A relação espectador/obra assume novos aspectos quando a arte sai do espaço habitual dos museus e galerias para acontecer também no espaço urbano, na paisagem, na natureza.
Certamente, podemos situar esse momento numa dinâmica de ‘autonomia radical’ da arte em relação ao próprio sistema que, então a sustentava; uma interrogação de seus preceitos, de seus limites físicos e conceituais, de maneira distinta, mas filiada ao gesto duchampiano do início do século XX.
1-Marcel Duchamp e o Readymades:
O gesto de Duchamp, que desloca um objeto de uso cotidiano (readymades) e o esvazia de seu sentido original, conferindo-lhe o estatuto de objeto artístico, traz consigo um significativo deslocamento da própria questão: O que é arte?
“Roda de bicicleta” (1913) “Suporte de garrafas” (1914) “Fonte” (1917) e tantos outros ready mades trouxeram para o fazer artístico os objetos e materiais do cotidiano, fabricados numa sociedade voltada para o consumo. O objeto pronto trazia a desmistificação da obra de arte única, original e sacralizada.
2-Kurt Schwitters e os Merz art.
Merzbau pode ser considerada a primeira instalação artística, onde roupas,
cabelos e garrafas com urina, eram guardados em caixas e malas e presos às paredes
O primeiro de seus três grandes trabalhos de ocupação espacial, datado de 1923, foi
chamado, primeiramente, Die Kathedrale des Erotischen Elends (Catedral da Miséria
Erótica), e depois batizado como Merzbau , que é o mesmo que 'casa Merz'. Merzbau
era uma combinação de colagem, escultura e arquitetura que começou ocupando um
canto do ateliê de Schwitters e foi gradualmente expandida para oito cômodos de sua
casa em Hannover.
.As Conseqüências das pesquisas de Kurt Schwitters podem ser observadas na produção de artistas que emergem a partir de meados da década de 1950, como a pop art. e a arte povera.
3- Pollock e action Paining
A pintura de ação exigia que a tela fosse colocada sobre o chão, e que o pintor se movimentasse vigorosamente sobre ela.
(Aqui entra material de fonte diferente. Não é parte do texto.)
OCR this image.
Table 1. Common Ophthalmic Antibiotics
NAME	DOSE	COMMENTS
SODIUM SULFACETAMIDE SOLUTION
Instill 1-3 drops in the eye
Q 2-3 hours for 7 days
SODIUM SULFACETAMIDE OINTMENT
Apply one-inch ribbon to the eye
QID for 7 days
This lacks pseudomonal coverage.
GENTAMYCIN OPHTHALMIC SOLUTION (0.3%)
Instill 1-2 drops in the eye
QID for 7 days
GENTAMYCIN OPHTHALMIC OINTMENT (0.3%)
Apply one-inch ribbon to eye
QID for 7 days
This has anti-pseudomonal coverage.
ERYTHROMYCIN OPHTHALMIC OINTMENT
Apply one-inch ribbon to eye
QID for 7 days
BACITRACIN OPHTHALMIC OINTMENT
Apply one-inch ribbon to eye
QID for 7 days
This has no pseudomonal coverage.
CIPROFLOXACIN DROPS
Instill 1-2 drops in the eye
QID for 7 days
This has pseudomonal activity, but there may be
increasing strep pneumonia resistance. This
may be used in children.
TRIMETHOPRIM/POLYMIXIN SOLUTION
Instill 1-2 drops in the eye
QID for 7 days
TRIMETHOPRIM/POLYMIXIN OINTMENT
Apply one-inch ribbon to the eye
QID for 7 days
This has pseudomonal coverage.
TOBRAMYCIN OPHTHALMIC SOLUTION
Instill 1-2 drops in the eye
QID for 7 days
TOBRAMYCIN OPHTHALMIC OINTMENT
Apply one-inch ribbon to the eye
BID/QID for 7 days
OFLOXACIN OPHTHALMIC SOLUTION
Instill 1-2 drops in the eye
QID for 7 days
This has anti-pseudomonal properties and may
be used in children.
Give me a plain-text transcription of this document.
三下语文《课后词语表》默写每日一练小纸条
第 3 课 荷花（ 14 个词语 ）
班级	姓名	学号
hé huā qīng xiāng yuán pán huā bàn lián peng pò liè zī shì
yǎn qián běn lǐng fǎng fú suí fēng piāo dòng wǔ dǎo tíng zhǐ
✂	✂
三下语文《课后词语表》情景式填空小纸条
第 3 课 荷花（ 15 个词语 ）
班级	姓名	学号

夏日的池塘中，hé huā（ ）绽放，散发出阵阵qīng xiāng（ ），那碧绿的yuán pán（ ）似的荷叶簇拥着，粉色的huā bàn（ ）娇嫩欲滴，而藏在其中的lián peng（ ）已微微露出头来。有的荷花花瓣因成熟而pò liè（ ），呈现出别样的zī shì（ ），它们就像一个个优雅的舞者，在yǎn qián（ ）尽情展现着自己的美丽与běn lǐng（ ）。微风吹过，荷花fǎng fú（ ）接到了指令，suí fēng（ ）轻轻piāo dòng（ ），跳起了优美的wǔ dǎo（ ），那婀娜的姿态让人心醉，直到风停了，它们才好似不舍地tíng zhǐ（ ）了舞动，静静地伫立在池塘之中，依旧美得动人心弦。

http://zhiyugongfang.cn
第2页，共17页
O gesto pictórico, antes restrito á mão, agora se estendia ao corpo inteiro. A tela então se converte em palco e o artista em ator.
Essa nova poética baseia-se num deslocamento físico, do próprio corpo do artista em ação.
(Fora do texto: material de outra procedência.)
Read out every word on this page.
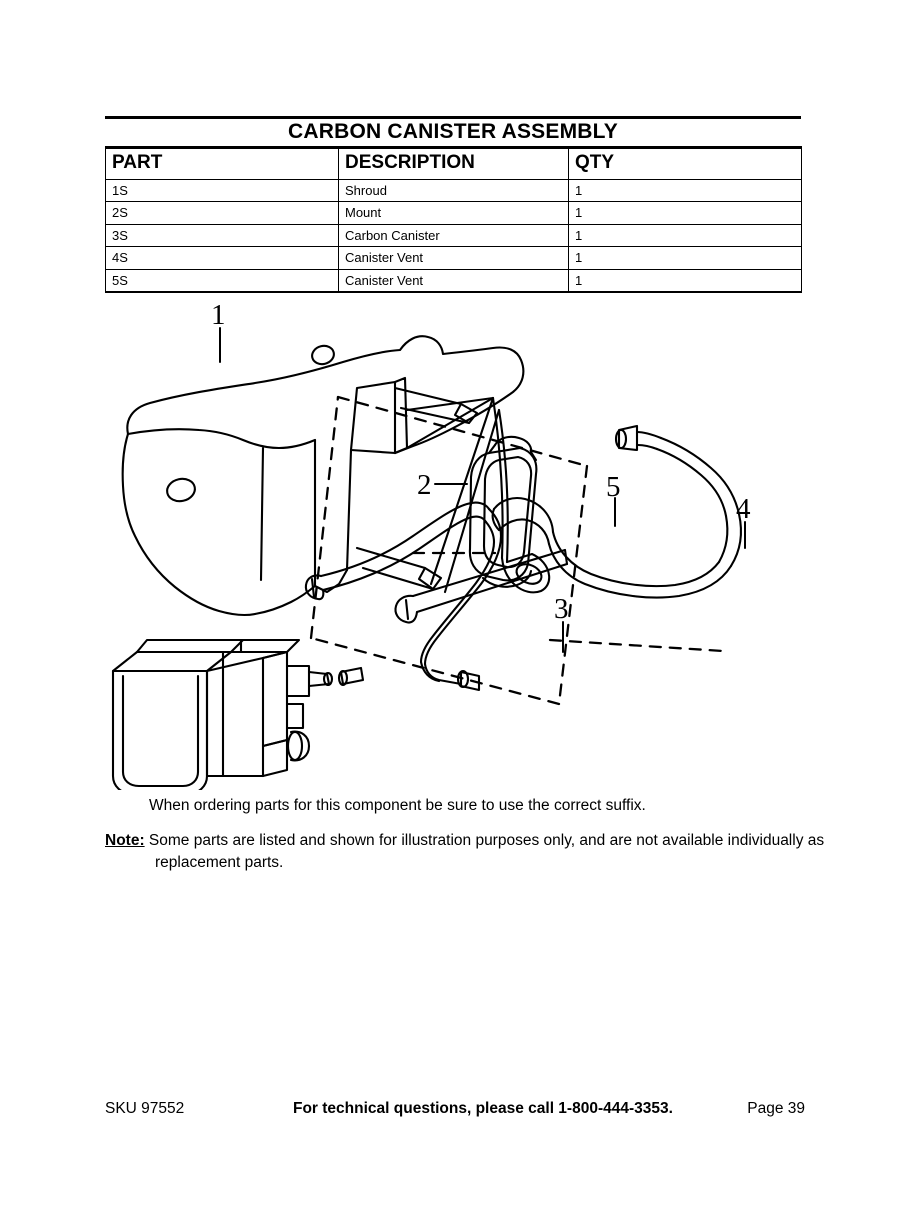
CARBON CANISTER ASSEMBLY
PART	DESCRIPTION	QTY
1S	Shroud	1
2S	Mount	1
3S	Carbon Canister	1
4S	Canister Vent	1
5S	Canister Vent	1
1
2
3
4
5
When ordering parts for this component be sure to use the correct suffix.
Note: Some parts are listed and shown for illustration purposes only, and are not available individually as replacement parts.
SKU 97552	For technical questions, please call 1-800-444-3353.	Page 39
O processo é o foco de concentração do artista, assim que os gestos de liberdade que deslocam a relação da arte com o projeto, o pré-concebido, colocando-a em relação direta com o 'inesperado.
4- performances e happenings.
Apesar de ser definida por alguns historiadores como um sinônimo de Performance, o happening é diferente porque, além do aspecto de imprevisibilidade, geralmente envolve a participação direta ou indireta do público espectador. Para o compositor John Cage os happenings eram "eventos teatrais espontâneos e sem trama".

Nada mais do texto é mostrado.